Price vs. Sexton: Why is David still fighting this level of opposition?

By Boxing News - 11/14/2012 - Comments

Image: Price vs. Sexton: Why is David still fighting this level of opposition?By Scott Gilfoid: A former 2008 Olympic heavyweight bronze medalist for Great Britain and now on the verge of turning 30, British heavyweight champion David Price (14-0, 12 KO’s) is scheduled to fight 45-year-old Matt Skelton (28-6, 23 KO’s) on November 30th at the Aintree Equestrian Centre, in Liverpool, Merseyside, United Kingdom. The question here is why is a fighter as old as the 6’8″ Price still fighting guys like Skelton?

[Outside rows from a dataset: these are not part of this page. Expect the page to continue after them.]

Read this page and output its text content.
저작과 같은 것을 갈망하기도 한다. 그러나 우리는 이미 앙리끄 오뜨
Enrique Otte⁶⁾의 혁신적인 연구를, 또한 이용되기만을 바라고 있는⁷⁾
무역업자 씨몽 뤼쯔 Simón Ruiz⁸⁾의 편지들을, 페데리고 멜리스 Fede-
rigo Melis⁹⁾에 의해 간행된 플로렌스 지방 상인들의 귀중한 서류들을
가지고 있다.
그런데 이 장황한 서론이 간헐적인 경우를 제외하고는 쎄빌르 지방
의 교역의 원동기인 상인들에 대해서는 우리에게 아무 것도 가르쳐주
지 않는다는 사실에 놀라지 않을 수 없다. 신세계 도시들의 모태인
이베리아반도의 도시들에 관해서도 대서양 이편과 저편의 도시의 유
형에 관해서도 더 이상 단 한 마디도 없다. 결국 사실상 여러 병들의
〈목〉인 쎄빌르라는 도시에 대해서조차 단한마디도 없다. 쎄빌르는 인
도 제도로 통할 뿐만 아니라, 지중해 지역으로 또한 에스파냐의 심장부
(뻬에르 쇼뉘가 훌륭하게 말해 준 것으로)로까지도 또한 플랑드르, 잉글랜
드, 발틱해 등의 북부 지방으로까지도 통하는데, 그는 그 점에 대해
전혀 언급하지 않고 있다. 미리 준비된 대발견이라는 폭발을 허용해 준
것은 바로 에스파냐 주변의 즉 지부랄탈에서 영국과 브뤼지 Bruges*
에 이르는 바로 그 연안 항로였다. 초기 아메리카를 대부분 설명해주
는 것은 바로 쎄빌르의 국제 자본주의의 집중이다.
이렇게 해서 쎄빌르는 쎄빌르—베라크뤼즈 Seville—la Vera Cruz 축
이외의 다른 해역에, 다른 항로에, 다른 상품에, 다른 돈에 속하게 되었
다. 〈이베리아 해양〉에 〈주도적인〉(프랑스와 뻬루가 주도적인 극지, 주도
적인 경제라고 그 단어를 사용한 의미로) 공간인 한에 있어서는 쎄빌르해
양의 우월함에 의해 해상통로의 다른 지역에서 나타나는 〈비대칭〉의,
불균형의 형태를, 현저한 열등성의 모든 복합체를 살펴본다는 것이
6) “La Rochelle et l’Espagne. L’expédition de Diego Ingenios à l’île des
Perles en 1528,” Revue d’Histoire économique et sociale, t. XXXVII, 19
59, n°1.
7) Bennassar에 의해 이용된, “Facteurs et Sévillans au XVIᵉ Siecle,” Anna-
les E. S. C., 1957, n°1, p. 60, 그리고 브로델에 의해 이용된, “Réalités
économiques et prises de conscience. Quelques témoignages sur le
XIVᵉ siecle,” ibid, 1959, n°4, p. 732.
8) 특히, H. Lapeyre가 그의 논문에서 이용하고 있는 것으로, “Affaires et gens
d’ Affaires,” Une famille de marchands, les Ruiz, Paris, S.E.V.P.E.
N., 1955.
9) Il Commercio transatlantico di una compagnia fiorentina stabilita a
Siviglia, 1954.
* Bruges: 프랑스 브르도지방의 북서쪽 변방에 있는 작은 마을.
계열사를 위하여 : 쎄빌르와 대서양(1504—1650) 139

I mean, shouldn’t Price have started moving up to face better opposition than this? He’s not like Deontay Wilder, who is younger than him and with much less amateur experience. Wilder has an excuse for fighting weak opposition, but Price doesn’t. He had a long amateur career and he’s older than Wilder by close to three years.

In Price’s last fight he fought 40-year-old Audley Harrison in a fight that really gave Price nothing. He went and knocked Harrison out in the 1st round, and that was something that was predicated by a lot of boxing fans. They knew that Harrison would be lucky to make it out of the 1st round, and yet Price took the fight.

These aren’t fights where he can get anything out of them because the good heavyweights aren’t going to just stand there frozen the way that Harrison was. The good heavyweights can take a punch, and return fire. Price already has serious questions about his chin. What’s going to happen when he faces someone that throws punches back at him? If all Price is fighting are old guys like Harrison and Skelton then how can he expect to improve?

Price should have been fighting contenders a long time ago, and yet here he is still fighting guys like Skelton. It’s pretty sad if you ask me.

There’s rumors that Price will look to fight Richard Towers after this fight. Towers is another domestic level fighters. That’ll take Price close to his 30th birthday and there’s no telling how many more times he’ll chose to defend his British strap.